"I've done a lot of shit in my life; a lot of crazy shit, a lot of cool shit, a lot of stuff that I'm not so proud of and I wouldn't change any of it," says Lamb of God frontman Randy Blythe. Several years ago, Blythe found some notoriety after he got into a gnarly, drunken fist fight with his own bandmate (guitarist Mark Morton), complete with slurred trash talk, hair-pulling and head butts. Oh, and Blythe was wearing a kilt at the time.
It wouldn't be a proud moment for any band, but rather than ignoring or downplaying it, Lamb of God included all the damning footage on their 2005 concert DVD Killadelphia.
It's a telling gesture of exactly who Lamb of God are.
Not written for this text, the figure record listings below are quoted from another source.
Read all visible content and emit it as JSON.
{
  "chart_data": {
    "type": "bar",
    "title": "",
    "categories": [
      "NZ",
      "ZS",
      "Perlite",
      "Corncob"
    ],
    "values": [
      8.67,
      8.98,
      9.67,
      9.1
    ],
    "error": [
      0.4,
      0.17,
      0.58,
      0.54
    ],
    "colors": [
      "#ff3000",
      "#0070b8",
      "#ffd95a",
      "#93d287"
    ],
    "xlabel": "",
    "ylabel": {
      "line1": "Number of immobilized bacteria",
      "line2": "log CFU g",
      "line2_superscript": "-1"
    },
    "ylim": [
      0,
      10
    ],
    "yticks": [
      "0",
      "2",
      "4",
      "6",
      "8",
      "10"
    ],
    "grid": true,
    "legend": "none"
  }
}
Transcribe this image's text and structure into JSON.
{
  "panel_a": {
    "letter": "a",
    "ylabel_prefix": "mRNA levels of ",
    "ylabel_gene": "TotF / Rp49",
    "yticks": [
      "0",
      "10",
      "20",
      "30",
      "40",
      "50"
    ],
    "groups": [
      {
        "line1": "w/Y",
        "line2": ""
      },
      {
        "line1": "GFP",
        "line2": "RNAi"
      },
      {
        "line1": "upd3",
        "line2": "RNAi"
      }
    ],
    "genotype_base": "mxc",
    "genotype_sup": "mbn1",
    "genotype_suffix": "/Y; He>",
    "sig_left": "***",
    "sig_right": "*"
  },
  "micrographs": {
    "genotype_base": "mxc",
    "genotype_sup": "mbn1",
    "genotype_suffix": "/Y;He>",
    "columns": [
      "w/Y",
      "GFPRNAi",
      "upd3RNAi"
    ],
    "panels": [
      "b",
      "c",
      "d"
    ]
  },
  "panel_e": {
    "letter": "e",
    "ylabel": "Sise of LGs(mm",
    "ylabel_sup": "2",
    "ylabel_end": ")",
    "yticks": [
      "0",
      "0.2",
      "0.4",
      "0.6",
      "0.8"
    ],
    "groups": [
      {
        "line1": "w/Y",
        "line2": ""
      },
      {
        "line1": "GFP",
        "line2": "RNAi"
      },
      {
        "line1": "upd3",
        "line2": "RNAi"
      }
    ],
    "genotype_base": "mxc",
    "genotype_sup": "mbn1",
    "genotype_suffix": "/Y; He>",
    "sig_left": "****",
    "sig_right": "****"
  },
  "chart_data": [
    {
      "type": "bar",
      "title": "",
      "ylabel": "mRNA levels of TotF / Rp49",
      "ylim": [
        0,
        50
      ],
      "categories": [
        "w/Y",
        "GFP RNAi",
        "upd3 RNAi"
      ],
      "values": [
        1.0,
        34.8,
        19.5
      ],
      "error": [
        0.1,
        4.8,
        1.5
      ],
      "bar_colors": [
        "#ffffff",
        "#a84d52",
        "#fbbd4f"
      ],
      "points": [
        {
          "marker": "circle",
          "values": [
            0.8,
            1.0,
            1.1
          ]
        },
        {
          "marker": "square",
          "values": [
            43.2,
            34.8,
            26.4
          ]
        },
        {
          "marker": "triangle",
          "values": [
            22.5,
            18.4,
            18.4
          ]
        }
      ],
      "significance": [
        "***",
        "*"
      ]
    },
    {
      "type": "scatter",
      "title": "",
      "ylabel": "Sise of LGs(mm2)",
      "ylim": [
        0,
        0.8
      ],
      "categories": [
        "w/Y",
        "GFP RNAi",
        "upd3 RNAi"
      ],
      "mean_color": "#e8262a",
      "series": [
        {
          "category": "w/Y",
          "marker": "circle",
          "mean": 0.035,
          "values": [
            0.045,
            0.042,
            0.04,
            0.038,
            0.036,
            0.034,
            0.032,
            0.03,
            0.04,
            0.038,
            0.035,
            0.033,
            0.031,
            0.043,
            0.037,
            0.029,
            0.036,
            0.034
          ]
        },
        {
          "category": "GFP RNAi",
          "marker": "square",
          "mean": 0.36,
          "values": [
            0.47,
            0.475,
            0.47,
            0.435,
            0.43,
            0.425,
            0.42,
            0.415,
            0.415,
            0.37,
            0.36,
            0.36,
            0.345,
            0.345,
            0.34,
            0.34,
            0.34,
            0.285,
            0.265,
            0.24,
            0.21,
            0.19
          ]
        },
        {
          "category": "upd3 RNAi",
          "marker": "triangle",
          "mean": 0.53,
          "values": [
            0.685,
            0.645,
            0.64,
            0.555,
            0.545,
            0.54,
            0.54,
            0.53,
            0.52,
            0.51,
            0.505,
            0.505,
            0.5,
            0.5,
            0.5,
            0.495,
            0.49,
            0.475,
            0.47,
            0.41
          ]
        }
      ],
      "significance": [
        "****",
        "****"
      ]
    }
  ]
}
The Richmond, VA groove metal band have been putting all their crap out on the table for nearly two decades, and not apologizing for any of it. "I know I did a lot of stupid shit," Blythe laughs, "but if I didn't do that I wouldn't be who I am, and today I think I'm a pretty good dude."
It's been a long journey from their early days of booze-fuelled debauchery, when they were called Burn the Priest. They've survived a name change, the rise and fall of grunge and nu-metal, and thrived in a metal revival scene that's flourished even as the music industry collapsed around them. Throughout, they've maintained a unique perspective on religion and politics, but have gotten more sophisticated about expressing those ideas.
Although the band members have all settled down with families, their attitude towards their music hasn't changed. With the release of their new album, Resolution, Lamb of God continue with the mantra they've preserved since their Burn the Priest days ― to make the music they want, when they want and how they want. "We make the music so that only five people can be happy," Blythe says, "and that's the five dudes in Lamb of God."
Mark Morton, drummer Chris Adler and bassist John Campbell formed Burn the Priest in their Virginia hometown in the early '90s. Morton left to pursue grad school and was replaced by Abe Spear, and the trio released a demo and two split EPs as an instrumental band before Randy Blythe joined in 1995; his lyric writing established the religious and political themes that remain to this day. Their sound ― a mix of thrash, death metal and sludge with punk and grindcore influences ― made them an anomaly.
"Nobody was making what we wanted to hear at that time," Blythe says. "Grunge had taken over. A few bands of the generation before us were still around of course, who were influences on us: Slayer, and Megadeth were still doing something, Pantera were still around, Testament were still doing stuff every now and then, but metal had pretty much croaked. We made heavy metal just 'cause we wanted to hear it. We never had any ideas of it turning into a career. We thought we'd drink beer and play some heavy metal, that's it."
Buzz began to build locally, and Morton re-joined the band in 1997, but it wasn't until the 1999 release of Burn the Priest's self-titled full-length that their line-up was finalized, when Adler's brother Willie replaced Spear as a second guitarist. But the attention garnered by Burn the Priest (produced by Today Is the Day's Steve Austin and released by Legion Records, later reissued by Epic) was being eclipsed by their controversial band name.
After the name got them banned from certain venues, they faced a difficult choice. "We spent a long time touring and writing under that name," Adler explains, "so when we changed it we definitely thought that we were shooting ourselves in the foot and washing all that work down the drain. I don't know if it really helped, but I know that today, as an adult with a kid, it's a lot easier to feel proud of what we've done, not having it be based on a gimmick."
The name change to Lamb of God retained a religious association without being offensive, and the band maintained the same lyrical and musical approach ― doing what they wanted. And it continued to fly in the face of popular aggressive music in the early '00s, which consisted of the down-tuned alt-rock/hip-hop fusion known as nu-metal, led by the likes of Korn, Limp Bizkit and Linkin Park.
After signing with Prosthetic Records, the band released their second album (and first as Lamb of God), New American Gospel, in 2000 and spent the next few years touring extensively before dropping As the Palaces Burn in 2003. Both records featured the same type of sound from their Burn the Priest days, but also introduced a groove metal tinge, often garnering comparisons to Texan genre heavyweights Pantera. Lamb of God landed on some large-scale tours, including the first Headbanger's Ball tour alongside God Forbid, Shadows Fall and Killswitch Engage.
As the Palaces Burn marked a change toward more politically-focussed lyrics, which intensified on their next album, 2004's Ashes of the Wake. Recorded during George W. Bush's presidency, both contain themes of Bush's War on Terror military campaign, particularly the war in Iraq.